Tommy Burns, Hanover’s Hero

By Isabel Larocque

In 1906, as American boxers took turns being world heavyweight champions, no one could have predicted the victory of Canadian Tommy Burns. At 170 cm tall, this boxer was not only the shortest ever to win the title of world champion, but also the only Canadian to do so. Often underestimated by his opponents because of his size, Burns had exemplary technique that allowed him to crush even the toughest of adversaries.                                                                                                                                                Born Noah Brusso in Hanover, Ontario, Tommy Burns was the 12th child in a family of 13 children. He grew up in a modest environment and, at a very young age, was taken out of school by his mother following a fight with a classmate.

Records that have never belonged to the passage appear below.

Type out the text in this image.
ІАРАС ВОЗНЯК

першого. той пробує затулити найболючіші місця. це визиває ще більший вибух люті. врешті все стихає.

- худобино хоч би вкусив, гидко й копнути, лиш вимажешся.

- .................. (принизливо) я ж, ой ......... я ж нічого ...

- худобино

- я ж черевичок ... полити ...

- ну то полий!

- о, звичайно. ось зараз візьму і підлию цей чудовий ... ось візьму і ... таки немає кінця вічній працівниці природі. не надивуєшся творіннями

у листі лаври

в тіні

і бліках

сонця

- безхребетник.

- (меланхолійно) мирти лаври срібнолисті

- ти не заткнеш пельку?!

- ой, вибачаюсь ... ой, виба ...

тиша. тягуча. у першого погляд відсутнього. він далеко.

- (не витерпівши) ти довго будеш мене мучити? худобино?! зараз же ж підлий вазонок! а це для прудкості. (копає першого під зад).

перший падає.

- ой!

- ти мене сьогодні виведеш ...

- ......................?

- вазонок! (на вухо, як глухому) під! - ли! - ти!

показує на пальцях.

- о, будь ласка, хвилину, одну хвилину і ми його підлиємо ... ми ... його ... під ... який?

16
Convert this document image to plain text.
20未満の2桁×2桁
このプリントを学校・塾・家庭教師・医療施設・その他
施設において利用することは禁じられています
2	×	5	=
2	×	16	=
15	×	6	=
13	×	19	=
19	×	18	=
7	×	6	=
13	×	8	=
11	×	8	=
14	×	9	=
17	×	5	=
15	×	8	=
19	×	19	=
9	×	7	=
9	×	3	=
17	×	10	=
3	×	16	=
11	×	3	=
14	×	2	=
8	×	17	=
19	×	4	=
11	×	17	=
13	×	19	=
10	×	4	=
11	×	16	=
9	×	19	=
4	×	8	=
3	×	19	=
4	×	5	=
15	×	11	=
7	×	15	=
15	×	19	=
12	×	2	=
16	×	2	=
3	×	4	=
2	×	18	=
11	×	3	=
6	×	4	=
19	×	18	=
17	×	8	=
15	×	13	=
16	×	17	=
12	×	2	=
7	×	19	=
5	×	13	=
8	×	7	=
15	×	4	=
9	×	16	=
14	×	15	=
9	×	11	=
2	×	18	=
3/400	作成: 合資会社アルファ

She completely disapproved of boxing. That is why, as an adult, after a fight that put one of his opponents in a coma, Noah chose to change his name. He believed that, by doing so, his mother would not be able to follow his exploits. Since Irish boxers had an excellent reputation, he chose an Irish-sounding name, Tommy Burns, in the hope of boosting his career.

Black-and-white photo of a man wearing boxing gloves, shorts and shoes.

Boxer Tommy Burns, date unknown. (c014091)

Black-and-white photo of a man wearing boxing gloves, shorts and shoes.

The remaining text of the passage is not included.